Gözlerimi ne kadar uğraşırsam uğraşayım etraftaki göz alıcı şeylerden çekemiyordum. Dikkat çekmemek için uzun bir süre inceleyemediğim içinde vicdan azabı çekiyor bu mükemmel sanat eseri olan bahçeyi binlerce kez daha dikkatli bir şekilde incelemek için yanıp tutuşuyordum.

Bir mimarlık öğrencisi olarak bu muazzam sanat ve ince işlemenin nasıl yapıldığı hakkında meraktan çatıyordum.

Bu akademi pardon sarayı nasıl inşa ettiklerini düşünmekten doğru düzgün yürüyemiyordum bile öyle ki bir iki kere ayağım takılmıştı, neyseki bozuntuya vermemiştim.

Bahçede ilerledikçe bakışlar üzerime dönüyor herkes kendi aralarında deli gibi fısıldaşmaya başlıyorlardı. Gerçi buna fısıldamak demek biraz saçma olurdu.

Kafamı çevirerek fısıldayan iki kıza ters bir bakış attım.

Az sessiz konuşun lan duyuyorum.

Kızlar onlara baktığımı fark etikleri anda suspus olarak gözlerini başka tarafa çevirdi. Önüme dönüp yürümeye devam ettiğim anda tekrar fısıldaşmaya başladılar. Buradaki tek sorun ne yazık ki kızlar değildi.
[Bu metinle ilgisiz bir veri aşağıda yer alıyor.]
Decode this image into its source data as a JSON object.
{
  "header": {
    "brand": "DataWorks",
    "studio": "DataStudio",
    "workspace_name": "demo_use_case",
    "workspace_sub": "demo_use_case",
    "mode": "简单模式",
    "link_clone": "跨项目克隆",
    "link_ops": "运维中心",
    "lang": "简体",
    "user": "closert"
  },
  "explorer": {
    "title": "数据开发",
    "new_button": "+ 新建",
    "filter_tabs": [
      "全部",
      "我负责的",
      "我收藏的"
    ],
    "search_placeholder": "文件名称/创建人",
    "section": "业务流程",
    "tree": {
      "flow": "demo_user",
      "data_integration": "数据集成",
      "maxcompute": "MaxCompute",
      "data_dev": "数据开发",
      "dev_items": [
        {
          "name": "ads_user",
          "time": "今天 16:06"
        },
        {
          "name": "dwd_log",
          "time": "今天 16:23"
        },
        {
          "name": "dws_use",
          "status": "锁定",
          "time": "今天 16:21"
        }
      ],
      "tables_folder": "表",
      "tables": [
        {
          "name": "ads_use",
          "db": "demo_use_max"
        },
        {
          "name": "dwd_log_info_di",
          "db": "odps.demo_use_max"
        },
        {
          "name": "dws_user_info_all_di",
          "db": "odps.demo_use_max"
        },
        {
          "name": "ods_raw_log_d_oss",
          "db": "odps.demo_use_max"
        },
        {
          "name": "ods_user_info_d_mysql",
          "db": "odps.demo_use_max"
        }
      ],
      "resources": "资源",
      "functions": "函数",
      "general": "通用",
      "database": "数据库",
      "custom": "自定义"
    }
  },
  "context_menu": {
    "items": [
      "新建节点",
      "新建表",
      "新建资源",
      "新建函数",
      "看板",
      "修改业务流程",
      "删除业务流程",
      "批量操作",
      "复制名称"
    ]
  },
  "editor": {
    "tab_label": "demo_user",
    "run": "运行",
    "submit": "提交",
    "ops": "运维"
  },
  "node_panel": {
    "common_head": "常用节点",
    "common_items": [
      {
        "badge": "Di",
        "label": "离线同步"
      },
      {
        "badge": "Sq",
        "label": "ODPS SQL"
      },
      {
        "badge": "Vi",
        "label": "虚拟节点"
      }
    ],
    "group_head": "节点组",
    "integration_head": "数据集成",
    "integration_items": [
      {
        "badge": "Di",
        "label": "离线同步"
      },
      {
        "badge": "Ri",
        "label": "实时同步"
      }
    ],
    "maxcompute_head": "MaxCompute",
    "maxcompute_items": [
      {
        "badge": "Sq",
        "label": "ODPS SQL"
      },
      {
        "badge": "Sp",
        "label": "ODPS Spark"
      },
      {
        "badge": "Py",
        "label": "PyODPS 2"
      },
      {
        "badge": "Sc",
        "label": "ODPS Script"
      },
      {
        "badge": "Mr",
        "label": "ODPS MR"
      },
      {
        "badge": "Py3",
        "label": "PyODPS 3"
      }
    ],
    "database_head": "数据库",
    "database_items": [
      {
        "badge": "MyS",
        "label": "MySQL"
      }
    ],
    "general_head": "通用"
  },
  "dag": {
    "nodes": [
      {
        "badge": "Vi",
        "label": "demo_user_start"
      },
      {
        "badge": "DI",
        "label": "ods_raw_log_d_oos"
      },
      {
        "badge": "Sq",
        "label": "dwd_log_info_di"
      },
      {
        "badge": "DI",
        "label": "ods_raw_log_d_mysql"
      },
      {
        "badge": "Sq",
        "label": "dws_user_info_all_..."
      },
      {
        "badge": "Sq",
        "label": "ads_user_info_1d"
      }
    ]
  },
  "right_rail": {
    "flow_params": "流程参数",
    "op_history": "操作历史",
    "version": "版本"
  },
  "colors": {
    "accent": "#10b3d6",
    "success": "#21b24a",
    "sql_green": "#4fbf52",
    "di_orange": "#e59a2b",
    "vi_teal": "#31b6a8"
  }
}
Bir sürü insanın durup sanki nesli tükenmiş bir hayvanın ilk defa Türkiye'de ortaya çıkması gibi şaşkınlıkla ve merakla bana bakıyor olmaları o kadar sinir bozucuydu ki.

İçimden nesli tükenmiş hayvanlara üzülmemelerini kurtuldukları için şükür etmeleri gerektiğini söyleyerek teselliler veriyordum.

Erkek kız demeden insanlar benim hakkımda konuşmaya devam diyorlardı. Hemde öyle şeyler diyorlardı ki durup 'oha lan öyle mi olmuş' demek için zor duruyordum.

Kafamı çevirerek yanımdan yürüyen Denzel'e baktım. Yüz ifadesi sabit görünüyor herhangi bir tepki vermiyor ama oldukça dikkatli bir şekilde insanların benim hakkımda konuşmalarını dinliyordu.

En çok dilden dile konuşulan tapınakta yaşanan kazaydı.

Herkes o kazadan nasıl sağ çıktığımızı konuşuyor dört kişinin ismi yan yana çokça anılıyordu.

Kazadan sonra akademiye gelmediğim için insanlar durumumun kötü olduğu hatta geberdiğimle ilgili bir çok dedikodu çıkarmış ve bolca da beddua ederek ölmemi beklemişlerdi.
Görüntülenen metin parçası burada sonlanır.